11,000 jobs under threat as BHS set to file for administration

Updated

Beleaguered high street department chain BHS will file for administration today, threatening almost 11,000 jobs.

A spokesman for the retailer said the 88-year-old business will call in administrators after being unable to secure a rescue package to save the firm. A formal announcement is expected just before noon.

BHS was bought last year by a consortium called Retail Acquisitions for £1 from retail entrepreneur Sir Philip Green.

The retailer has debts of more than £1.3 billion, including a pension fund deficit of £571 million.

Sir Philip is reported to have offered £80 million towards the cost of BHS pensions, though the regulator could still pursue further payment from the retail billionaire.
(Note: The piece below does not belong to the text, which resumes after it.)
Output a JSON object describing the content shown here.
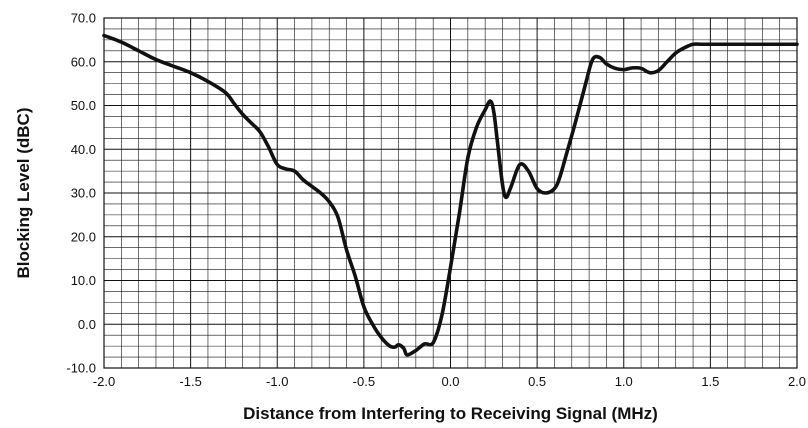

Sir Philip bought BHS for £200 million in 2000.

Rival retailer Sports Direct is understood to want to some of BHS's 164 stores, but will only do so if it does not have to take on any pension liabilities.

Shopworkers' trade union Usdaw said it was "seeking urgent clarification from the company".

The collapse of BHS would be the biggest retail failure since Woolworths folded in 2008 with the loss of almost 30,000 jobs.

Retail experts said BHS has suffered from years of under-investment, leaving its range and estate looking tired.

The fashion and homewares chain was thrown a lifeline last month when creditors backed two company voluntary arrangements (CVA) designed to revive its ailing business by cutting the cost of its leases and preventing widespread store closures.

However, the deal hit problems last week when a £60 million loan, making up a crucial part of the deal, had not been secured.

Joe Rundle, head of trading at ETX Capital, said: "BHS may have been another Woolworths that struggled to adapt to the new retail world.

"But the same pressures that squeezed the life out of BHS are being felt across the UK retail sector today."

The owner of BHS, Dominic Chappell, has said that "no one is to blame" for the retailer's imminent collapse.

Speaking to the Press Association, Mr Chappell said: "No one is to blame, it was a combination of bad trading and not being able to raise enough money from the property portfolio. In the end, we just couldn't reach an agreement with Arcadia over pensions."

He added that he will continue to work with the administrators Duff & Phelps to "find a solution post the administration".